Looking at the last round of Publicly Traded SaaS Company Valuations there’s one outlier that needs more discussion: NetSuite. NetSuite is a strong Software-as-a-Service (SaaS) company with a powerful enterprise resource planning and accounting package along with a host of other tools like CRM. Whereas ExactTarget deserves to be in the 8x revenue club due to growth rate, NetSuite with a market cap of $3.2B (NYSE:N) and a run rate of $280M, is trading at north of 11x revenue, but only has a one-year revenue growth rate of 22% (source: thestreet.com).
A 22% year-over-year growth rate is solid but a 11x revenue multiple seems like a stretch. What gives? After asking around I found a plausible answer:
Oracle has to buy NetSuite at some point to be competitive in the cloud and investors have baked that into the valuation.
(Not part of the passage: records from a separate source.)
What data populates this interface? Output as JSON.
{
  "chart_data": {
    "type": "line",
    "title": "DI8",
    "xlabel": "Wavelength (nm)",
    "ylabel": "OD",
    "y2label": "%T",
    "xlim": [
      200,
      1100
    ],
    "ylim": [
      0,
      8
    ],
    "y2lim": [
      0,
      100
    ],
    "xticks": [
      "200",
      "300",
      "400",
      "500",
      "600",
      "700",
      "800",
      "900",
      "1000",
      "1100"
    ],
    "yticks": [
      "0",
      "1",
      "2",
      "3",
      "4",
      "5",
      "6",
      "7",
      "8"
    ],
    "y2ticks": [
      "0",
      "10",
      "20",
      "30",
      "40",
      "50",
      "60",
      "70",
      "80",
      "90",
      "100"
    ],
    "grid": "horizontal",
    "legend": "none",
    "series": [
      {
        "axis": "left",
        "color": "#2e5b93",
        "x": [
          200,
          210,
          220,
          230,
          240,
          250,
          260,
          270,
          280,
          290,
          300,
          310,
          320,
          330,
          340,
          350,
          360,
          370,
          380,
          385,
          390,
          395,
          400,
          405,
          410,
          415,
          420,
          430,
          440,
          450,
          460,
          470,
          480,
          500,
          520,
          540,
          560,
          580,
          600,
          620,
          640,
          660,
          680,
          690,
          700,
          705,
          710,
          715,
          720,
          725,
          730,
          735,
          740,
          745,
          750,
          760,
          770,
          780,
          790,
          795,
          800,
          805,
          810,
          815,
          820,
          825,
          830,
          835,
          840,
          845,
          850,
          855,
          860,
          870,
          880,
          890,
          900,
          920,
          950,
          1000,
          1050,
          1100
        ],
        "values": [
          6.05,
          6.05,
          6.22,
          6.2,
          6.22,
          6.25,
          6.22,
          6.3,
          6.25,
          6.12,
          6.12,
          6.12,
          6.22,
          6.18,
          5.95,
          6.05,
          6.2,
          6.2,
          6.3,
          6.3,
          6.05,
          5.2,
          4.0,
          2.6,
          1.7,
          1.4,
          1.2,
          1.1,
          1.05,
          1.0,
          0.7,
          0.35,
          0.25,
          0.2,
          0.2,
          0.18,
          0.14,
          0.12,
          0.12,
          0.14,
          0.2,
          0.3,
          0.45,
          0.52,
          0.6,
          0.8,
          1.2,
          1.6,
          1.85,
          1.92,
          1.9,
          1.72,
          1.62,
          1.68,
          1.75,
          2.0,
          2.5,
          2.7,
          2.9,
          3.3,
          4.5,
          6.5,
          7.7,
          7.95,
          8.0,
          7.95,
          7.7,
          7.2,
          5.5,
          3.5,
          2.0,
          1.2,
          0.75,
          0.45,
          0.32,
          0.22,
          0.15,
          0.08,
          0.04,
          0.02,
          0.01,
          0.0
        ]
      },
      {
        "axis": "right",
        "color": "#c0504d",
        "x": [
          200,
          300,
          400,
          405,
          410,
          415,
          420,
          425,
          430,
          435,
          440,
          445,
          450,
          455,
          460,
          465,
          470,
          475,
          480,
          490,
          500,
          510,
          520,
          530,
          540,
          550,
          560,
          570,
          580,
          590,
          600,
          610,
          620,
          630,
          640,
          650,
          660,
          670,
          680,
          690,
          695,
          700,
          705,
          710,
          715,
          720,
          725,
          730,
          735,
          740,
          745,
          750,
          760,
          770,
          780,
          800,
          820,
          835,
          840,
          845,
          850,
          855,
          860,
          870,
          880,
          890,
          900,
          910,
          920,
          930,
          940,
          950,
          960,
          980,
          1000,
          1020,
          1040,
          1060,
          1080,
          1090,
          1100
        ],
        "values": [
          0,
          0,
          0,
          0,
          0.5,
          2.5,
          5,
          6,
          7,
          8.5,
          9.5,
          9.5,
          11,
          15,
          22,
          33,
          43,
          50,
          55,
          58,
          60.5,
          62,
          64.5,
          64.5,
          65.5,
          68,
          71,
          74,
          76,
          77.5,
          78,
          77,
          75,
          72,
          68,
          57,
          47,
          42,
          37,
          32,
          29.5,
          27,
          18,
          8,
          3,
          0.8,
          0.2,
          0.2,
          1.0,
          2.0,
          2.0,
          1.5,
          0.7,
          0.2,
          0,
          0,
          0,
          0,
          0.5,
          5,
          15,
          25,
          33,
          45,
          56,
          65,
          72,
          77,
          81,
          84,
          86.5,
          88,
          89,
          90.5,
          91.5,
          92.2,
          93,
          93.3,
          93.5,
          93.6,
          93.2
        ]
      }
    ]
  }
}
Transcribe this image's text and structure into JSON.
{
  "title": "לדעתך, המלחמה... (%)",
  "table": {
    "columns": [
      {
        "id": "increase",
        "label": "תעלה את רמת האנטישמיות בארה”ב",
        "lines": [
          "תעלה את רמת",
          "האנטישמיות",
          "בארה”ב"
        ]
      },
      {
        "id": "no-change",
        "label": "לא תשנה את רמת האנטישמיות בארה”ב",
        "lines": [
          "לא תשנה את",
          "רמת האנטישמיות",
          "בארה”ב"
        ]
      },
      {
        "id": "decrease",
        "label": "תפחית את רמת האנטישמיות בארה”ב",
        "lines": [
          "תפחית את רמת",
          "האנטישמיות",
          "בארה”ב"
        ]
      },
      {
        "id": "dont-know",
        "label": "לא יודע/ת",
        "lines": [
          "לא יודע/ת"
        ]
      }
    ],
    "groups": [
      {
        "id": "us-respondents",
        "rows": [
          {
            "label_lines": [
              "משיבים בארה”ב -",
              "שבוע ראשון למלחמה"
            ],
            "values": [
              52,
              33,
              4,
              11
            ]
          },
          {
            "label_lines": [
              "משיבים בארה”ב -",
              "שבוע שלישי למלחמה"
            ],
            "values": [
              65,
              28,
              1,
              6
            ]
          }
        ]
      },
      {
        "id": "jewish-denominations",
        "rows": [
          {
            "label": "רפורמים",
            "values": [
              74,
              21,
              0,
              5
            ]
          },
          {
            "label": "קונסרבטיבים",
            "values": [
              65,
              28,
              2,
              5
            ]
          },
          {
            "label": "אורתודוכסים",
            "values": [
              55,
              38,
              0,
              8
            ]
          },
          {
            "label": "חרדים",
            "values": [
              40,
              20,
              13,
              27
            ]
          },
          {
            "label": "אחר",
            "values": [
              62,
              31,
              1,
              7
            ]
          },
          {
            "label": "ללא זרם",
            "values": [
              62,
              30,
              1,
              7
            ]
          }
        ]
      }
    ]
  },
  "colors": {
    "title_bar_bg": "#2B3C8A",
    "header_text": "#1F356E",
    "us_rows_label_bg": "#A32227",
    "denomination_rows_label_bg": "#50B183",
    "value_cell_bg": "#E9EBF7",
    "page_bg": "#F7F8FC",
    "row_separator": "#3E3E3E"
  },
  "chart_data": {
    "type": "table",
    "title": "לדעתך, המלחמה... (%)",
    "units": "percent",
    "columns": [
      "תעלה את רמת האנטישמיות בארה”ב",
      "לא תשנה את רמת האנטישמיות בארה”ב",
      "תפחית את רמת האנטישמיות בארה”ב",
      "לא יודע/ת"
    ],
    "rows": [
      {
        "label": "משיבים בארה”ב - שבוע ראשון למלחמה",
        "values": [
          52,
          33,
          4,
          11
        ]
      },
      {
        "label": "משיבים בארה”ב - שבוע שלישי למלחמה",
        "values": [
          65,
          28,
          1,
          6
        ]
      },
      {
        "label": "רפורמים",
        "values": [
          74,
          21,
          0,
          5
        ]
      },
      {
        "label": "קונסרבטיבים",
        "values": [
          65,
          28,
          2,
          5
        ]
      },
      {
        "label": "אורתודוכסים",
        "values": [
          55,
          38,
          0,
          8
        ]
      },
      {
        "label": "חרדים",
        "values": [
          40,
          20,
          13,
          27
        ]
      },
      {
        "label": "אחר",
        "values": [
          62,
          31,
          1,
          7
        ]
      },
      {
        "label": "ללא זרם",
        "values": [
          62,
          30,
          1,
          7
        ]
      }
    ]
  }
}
Since there’s a suitor with deep pockets in waiting, investors have taken that into account and paid much higher than expected prices, knowing that for Oracle to acquire NetSuite they’ll have to pay a premium on the public valuation, thus there’s still money to be made for investors. The next time an entrepreneur points to the NetSuite valuation as a good example for SaaS multiplies, that outlier needs to be thrown out the window.
What else? What are some other reasons NetSuite is a valuation outlier for SaaS companies?